Exercise is a natural way to strengthen the body and improve mental well-being. There are many ways to reap the rewards of exercise, from taking a walk to running a marathon, and everything in between.

Benefits of Exercise

Exercise can benefit those in recovery in a number of ways:

  • Creating positive changes in the brain by increasing brain chemicals such as serotonin, dopamine, BDNF (Brain-Derived Neurotrophic Factor), and norepinephrine, which may help the brain deal more efficiently with stress.
  • Alleviating symptoms of depression and anxiety.
  • Improving sleep. Insomnia is not uncommon in the early stages of recovery. Exercise can help people to sleep better at night.
  • Boredom can be dangerous for those in recovery. Exercise fills time. When done in groups there is the additional benefit of being around other people pursuing healthy lifestyles.
  • Building self-esteem. Exercise can lead to a sense of achievement which can help build self-esteem and improve self-image.
  • Distraction. Exercise can be a great distraction when boredom, loneliness, or depression set in. Having a more positive focus, like exercise, can help prevent relapse.
  • Reducing stress, boosting energy levels and improving circulation.
  • Providing structure. Going to a regular yoga class or taking a walk every day can provide structure in your daily life. People who have filled a lot of their time with drinking can be at a loss with what to do with the new-found time on their hands.
  • Improving overall health. Exercise can help boost the immune system, lower blood pressure, strengthen bones, lower body fat, and reduce the risk of cardiovascular disease.
  • Increasing a sense of personal satisfaction and joy.
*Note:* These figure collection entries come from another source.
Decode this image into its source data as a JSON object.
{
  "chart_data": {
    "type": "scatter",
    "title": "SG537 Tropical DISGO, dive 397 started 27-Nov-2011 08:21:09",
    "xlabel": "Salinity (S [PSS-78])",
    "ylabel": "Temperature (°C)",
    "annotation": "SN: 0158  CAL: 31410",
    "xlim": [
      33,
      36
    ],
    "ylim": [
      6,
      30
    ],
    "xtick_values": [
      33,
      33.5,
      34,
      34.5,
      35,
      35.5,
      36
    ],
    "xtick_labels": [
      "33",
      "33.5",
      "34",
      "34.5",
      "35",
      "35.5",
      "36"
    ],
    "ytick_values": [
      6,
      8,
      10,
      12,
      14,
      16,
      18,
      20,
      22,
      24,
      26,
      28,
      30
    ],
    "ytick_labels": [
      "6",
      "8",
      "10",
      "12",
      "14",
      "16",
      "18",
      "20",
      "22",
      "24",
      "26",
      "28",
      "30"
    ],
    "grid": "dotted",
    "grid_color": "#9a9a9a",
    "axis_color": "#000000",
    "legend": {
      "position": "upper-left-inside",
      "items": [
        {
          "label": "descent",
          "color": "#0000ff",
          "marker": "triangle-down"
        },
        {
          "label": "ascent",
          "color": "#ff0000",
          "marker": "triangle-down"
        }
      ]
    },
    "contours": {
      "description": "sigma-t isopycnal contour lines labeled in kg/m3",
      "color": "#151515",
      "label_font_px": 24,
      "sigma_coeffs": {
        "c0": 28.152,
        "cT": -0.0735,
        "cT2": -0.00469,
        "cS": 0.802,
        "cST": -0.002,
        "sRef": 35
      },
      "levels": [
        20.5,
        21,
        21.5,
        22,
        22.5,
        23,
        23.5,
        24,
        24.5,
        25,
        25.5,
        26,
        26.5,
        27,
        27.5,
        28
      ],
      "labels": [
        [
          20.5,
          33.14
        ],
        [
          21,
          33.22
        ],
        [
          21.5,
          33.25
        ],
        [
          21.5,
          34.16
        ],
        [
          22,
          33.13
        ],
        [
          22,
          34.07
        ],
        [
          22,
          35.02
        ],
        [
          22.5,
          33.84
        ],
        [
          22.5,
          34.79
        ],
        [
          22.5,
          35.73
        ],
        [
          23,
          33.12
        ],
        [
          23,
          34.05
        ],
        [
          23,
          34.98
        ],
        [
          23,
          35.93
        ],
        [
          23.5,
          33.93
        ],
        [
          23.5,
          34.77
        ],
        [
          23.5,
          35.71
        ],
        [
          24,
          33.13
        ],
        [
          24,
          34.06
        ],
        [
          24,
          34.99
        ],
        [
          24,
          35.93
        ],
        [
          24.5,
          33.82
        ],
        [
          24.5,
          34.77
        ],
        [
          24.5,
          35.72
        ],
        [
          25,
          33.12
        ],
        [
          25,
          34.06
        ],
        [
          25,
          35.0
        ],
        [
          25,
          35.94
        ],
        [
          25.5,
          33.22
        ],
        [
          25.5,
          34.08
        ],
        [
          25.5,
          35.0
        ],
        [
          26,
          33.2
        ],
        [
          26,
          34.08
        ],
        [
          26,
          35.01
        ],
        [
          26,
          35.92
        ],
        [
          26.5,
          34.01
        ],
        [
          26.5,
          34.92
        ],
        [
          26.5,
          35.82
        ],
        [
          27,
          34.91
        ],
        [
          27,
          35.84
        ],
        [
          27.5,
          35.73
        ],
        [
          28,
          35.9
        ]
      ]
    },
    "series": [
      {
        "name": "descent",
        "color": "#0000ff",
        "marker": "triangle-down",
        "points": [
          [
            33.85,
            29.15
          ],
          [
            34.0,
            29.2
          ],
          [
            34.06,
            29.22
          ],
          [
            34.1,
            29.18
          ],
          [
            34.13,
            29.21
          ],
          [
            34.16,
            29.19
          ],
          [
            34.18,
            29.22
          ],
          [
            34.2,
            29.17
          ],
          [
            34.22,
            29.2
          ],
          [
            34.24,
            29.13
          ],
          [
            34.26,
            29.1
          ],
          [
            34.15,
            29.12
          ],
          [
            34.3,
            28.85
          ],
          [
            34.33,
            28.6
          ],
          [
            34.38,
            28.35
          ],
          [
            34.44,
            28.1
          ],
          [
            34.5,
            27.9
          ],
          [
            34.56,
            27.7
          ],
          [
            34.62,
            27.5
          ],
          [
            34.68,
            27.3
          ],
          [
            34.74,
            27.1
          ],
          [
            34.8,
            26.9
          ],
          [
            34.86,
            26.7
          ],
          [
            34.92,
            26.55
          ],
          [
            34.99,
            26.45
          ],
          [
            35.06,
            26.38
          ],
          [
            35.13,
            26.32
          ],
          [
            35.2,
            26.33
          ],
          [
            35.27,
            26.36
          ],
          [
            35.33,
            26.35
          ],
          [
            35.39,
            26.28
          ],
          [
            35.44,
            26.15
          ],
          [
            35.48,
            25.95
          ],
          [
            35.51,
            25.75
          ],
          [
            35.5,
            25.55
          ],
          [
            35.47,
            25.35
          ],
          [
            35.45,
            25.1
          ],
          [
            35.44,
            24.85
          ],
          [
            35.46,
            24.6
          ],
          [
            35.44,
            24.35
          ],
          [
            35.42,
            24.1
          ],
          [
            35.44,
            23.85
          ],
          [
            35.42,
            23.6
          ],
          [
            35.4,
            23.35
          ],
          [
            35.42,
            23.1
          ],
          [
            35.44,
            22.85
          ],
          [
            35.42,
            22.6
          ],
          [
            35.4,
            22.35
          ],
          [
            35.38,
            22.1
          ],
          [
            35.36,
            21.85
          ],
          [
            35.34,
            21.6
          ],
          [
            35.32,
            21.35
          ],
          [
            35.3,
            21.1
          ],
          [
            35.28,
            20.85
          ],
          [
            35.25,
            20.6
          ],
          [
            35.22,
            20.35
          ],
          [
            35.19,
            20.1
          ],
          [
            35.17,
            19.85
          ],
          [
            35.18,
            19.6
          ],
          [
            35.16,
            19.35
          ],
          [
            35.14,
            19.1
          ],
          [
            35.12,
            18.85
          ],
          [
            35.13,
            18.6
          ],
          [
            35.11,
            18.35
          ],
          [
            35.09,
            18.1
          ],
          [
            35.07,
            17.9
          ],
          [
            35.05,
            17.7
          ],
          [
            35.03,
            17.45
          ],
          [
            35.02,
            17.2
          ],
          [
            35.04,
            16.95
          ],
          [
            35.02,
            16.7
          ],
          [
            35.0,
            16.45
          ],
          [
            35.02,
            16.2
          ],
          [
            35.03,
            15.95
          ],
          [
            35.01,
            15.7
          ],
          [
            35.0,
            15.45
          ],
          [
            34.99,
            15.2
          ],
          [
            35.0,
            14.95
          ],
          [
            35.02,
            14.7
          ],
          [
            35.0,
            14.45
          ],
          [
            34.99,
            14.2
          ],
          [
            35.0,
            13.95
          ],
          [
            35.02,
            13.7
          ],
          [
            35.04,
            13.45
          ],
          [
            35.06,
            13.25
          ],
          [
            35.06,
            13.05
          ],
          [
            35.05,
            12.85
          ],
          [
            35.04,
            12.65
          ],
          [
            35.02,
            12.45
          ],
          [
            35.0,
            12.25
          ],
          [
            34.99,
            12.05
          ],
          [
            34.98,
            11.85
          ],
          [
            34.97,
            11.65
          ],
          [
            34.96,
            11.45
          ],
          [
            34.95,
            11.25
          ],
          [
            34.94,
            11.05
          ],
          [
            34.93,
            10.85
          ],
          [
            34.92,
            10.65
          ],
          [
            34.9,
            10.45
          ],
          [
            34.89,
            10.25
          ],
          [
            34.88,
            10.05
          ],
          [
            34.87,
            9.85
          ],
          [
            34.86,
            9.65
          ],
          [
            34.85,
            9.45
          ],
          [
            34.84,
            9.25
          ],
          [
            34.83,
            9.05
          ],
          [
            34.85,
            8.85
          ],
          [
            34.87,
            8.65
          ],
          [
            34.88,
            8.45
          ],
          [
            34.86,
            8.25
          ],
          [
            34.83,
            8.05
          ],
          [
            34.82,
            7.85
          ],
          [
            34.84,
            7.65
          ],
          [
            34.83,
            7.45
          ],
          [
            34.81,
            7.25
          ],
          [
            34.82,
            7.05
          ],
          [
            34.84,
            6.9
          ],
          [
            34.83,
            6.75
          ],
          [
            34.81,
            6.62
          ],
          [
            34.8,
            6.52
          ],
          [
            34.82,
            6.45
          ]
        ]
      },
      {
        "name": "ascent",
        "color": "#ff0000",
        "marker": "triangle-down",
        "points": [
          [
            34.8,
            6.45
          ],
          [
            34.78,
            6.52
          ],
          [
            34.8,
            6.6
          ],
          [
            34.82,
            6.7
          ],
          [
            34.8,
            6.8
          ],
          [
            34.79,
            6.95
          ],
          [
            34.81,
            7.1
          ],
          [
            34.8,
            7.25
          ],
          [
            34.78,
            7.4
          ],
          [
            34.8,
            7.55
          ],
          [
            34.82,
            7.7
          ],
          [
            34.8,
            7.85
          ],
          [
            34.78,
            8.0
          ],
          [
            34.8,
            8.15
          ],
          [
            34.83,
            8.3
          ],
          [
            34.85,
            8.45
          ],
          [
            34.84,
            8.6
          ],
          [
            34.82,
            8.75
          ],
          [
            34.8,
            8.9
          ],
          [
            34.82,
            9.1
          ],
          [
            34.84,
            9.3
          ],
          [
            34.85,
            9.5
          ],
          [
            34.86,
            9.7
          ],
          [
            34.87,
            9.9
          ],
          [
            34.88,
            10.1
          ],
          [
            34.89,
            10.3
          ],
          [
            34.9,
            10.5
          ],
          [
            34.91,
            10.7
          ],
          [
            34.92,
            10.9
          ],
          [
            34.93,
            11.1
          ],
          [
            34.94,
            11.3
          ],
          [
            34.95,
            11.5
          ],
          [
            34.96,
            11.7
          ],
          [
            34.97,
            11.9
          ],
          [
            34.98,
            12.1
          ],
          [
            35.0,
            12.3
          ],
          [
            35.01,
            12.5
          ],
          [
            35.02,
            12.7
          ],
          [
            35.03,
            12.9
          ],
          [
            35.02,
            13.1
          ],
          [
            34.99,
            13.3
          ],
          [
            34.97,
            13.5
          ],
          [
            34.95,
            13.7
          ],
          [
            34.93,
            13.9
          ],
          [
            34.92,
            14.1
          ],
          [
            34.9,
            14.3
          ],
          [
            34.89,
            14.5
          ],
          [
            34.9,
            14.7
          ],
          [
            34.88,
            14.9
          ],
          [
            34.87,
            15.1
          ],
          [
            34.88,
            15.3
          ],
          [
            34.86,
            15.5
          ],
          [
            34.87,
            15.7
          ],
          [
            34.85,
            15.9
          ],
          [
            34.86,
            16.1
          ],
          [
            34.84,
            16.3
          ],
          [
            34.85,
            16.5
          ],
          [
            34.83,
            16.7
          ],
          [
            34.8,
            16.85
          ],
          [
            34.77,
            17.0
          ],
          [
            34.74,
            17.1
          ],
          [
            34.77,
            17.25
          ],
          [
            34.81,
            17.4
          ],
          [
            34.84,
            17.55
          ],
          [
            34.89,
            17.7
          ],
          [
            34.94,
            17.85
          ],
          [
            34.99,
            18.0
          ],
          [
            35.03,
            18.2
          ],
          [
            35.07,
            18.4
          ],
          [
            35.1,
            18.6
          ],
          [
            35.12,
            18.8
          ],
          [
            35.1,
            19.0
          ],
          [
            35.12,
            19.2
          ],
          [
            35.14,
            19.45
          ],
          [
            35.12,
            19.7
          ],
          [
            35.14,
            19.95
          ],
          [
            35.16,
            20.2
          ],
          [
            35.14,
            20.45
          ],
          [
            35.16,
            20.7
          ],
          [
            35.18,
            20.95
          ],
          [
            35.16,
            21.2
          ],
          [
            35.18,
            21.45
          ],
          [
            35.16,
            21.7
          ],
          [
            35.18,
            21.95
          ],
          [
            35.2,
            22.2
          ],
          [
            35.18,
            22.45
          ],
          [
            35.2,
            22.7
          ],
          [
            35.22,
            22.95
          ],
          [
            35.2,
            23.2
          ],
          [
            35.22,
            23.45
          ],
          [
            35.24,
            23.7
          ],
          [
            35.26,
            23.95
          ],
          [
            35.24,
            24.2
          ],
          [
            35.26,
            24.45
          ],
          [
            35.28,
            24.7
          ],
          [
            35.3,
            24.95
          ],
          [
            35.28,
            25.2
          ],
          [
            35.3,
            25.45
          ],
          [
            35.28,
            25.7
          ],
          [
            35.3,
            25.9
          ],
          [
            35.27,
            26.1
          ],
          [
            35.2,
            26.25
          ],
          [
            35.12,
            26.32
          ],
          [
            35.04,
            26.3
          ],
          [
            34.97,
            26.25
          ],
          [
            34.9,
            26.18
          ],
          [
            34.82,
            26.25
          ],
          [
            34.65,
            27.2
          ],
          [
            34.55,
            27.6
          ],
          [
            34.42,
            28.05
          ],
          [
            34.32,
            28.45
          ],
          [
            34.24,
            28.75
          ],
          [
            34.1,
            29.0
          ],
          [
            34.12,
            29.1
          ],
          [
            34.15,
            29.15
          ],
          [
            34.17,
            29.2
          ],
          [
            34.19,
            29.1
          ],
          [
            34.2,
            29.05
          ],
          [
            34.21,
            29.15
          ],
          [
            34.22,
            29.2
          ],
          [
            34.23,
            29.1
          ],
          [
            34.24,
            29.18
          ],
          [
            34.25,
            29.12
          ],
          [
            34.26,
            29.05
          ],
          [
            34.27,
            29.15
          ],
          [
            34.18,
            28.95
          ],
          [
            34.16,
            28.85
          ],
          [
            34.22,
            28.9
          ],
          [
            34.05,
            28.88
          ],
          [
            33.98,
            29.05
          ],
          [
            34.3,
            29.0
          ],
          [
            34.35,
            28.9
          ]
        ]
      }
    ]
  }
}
When beginning an exercise program, it is important to keep your current state of health in mind. If you have not exercised in a while, you should consult your doctor before beginning an exercise regimen. This is especially important for people who have been abusing alcohol for a long period and for those with any medical conditions such as heart disease, high blood pressure, or diabetes, as well as for those who are pregnant or are recovering from an injury. It is important to know your limits and to build upon your exercise program as you increase your fitness level in order to avoid injury related to over-exercise.

Individuals who would like to improve their health and overall well-being, reduce stress, and add structure, activity, and fun to their lives.

There are many, many ways to exercise, and the right one for you will depend upon your interests, budget, and present fitness level. You may wish to work with a personal trainer, join a gym or recreation center, or take classes. You may wish to exercise with a friend or by yourself. You may wish to just go for a daily walk around your neighborhood. Talk to your doctor about what activity level is appropriate for your present state of health and fitness.